Elle soutient que le cerveau continue de se développer jusqu’à 25 ans, donc il préférable d’attendre de passer l’âge avant de consommer.

«Cela amène une grande question pour nous de savoir « comment est-ce possible qu’il soit légal d’en consommer plus jeune? ». Dans le même temps, nous devons être conscients que l’accès était déjà présent avant et encore plus maintenant, donc c’est important de connaître les effets.»

À court terme, il y a des pertes de mémoire, des répercussions sur la conduite et l’humeur. À long terme, le cannabis est addictif.

Prévention
Depuis deux ans déjà, l’Institut Douglas a recours de plus en plus au dépistage des drogues auprès de leurs patients et les techniciens commencent à être formés pour que cela devienne une pratique systématique. Il collabore aussi davantage avec son partenaire communautaire, le Centre de réadaptation spécialisé avec la dépendance.

La fréquence doit être regardée. «Si elle augmente, peut-être que la personne a commencé à développer la tolérance. Elle a donc besoin de consommer plus que d’habitude pour avoir les mêmes effets qu’avant pour devenir high», explique la scientifique.

Les autres signes auxquels il faut prêter attention est si la personne a tendance à s’isoler plus qu’avant, si elle manque le travail ou elle est moins performante, ou encore si elle néglige sa propre santé.
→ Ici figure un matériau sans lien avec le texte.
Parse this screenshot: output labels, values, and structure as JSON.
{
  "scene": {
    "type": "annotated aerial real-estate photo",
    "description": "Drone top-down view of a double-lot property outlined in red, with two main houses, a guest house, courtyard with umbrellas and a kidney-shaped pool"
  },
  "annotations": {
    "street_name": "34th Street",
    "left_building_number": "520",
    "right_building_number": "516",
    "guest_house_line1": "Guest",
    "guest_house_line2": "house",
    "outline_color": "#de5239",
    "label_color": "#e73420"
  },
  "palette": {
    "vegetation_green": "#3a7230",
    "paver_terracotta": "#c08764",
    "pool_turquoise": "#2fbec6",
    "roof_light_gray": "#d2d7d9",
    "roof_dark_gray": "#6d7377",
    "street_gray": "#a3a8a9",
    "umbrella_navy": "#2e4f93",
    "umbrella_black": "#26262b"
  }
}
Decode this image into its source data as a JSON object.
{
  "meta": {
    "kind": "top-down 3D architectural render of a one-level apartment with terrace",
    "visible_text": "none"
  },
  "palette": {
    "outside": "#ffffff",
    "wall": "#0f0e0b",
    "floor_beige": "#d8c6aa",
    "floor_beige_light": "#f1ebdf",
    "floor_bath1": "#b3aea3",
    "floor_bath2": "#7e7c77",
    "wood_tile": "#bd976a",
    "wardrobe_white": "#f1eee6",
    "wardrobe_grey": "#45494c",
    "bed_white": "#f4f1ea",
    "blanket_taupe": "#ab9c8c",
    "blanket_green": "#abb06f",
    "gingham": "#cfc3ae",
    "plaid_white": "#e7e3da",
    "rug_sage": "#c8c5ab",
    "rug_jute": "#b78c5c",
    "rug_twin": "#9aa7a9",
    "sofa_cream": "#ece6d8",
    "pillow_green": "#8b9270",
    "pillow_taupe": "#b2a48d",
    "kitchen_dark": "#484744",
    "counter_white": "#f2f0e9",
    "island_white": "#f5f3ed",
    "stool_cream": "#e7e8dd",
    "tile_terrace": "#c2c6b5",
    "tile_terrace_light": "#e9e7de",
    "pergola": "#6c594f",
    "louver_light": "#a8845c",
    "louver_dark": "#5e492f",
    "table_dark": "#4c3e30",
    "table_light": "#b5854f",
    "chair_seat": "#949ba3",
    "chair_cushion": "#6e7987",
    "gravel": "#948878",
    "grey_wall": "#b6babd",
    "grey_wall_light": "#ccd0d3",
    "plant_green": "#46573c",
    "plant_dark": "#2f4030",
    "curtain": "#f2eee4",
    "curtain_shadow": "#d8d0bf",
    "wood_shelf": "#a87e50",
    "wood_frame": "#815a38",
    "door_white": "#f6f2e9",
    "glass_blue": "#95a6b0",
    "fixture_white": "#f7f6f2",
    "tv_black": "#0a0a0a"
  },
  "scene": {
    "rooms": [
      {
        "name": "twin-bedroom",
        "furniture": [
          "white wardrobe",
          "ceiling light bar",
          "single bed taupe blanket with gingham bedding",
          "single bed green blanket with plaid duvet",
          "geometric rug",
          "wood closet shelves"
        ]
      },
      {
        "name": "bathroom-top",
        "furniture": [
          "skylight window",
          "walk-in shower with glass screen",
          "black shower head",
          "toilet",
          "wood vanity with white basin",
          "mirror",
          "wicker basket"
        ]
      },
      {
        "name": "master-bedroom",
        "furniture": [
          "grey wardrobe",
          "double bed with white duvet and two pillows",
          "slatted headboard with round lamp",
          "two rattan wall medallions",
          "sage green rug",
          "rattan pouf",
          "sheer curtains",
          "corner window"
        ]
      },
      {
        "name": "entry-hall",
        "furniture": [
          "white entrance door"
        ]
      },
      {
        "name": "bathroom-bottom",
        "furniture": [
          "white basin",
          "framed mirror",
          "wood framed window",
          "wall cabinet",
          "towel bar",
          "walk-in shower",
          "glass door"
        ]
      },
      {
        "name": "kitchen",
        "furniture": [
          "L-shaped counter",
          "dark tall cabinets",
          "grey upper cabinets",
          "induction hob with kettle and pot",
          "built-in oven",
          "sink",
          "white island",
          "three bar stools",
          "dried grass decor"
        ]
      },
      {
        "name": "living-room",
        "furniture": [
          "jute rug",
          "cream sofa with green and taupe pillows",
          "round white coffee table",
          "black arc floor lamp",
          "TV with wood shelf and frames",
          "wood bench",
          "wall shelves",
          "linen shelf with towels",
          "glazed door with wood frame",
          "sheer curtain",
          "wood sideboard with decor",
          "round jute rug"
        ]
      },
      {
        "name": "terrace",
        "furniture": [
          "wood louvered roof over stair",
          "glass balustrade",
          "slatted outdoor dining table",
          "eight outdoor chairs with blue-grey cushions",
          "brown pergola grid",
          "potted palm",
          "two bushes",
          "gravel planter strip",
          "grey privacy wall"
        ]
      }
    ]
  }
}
L’objectif est de contrôler la consommation en protégeant les consommateurs de devenir dépendants ou de faire de la prévention pour éviter les rechutes, grâce à des facteurs positifs. Il faudrait un bon style de vie avec une bonne interaction sociale et un bon support, si ce n’est pas auprès de la famille, ce peut être auprès d’amis. Il faudrait aussi se maintenir actif physiquement et avoir des loisirs.

«La raison pour laquelle les gens deviennent dépendants, c’est parce qu’il y a les centres de récompense qui sont affectés. Il faut trouver des choses qui nous donnent du plaisir en dehors de la consommation de drogue. Peut-être regarder de nouvelles places qui nous donnent de la stimulation, par exemple aller au Marché Jean Talon, si je n’y suis jamais allé», rapporte Sherezad Abadi Perez.

Il faut aussi penser à encourager la personne à faire des choses où elle excelle, ce qui permet de développer l’estime de soi et possiblement de rencontrer du monde. La distraction est aussi une manière de ne pas tomber dans l’habitude.

Société
Si la consommation de cannabis n’est pas nouvelle, sa légalisation permettrait d’en parler plus librement et de diffuser de l’information que ce soit au CIUSS, à l’école, auprès de sa famille ou de ses proches.

La démarche permettrait entre autres d’encourager les gens à demander de l’aide. «Ce n’est pas mauvais de dire « Tu sais quoi, je consomme plus de substances que d’ordinaire et ça affecte mon sommeil, ma mémoire et la manière dont je me sens. Tu sais quoi, j’ai besoin de parler à quelqu’un, j’ai besoin d’aide », insiste la chargée de projets. Ça, c’est la grande différence, que la communauté en générale dit que c’est correct et identifie les signes qui sont toujours liés au comportement.»

Les recherches actuelles ne permettent pas de connaître précisément les effets du cannabis combinés aux médicaments ou aux personnes touchées par des problèmes de santé mentale. Elles sont aussi très contradictoires parce qu’on parle d’une diversité de régions du cerveau affectées, de chimiques, de neurotransmetteurs, donc les effets sont différents selon les personnes.

«C’est très complexe et en même temps qu’on parle du cannabis, on a des récepteurs sur l’ensemble de notre corps, donc ça devrait affecter le cerveau, mais aussi d’autres aires du corps. C’est pour ça qu’on voit des gens qui se sentent mieux et en même temps pire», explique Sherezad Abadi Perez.

Les recherches devraient toutefois être plus nombreuses maintenant que le cannabis est devenu légal.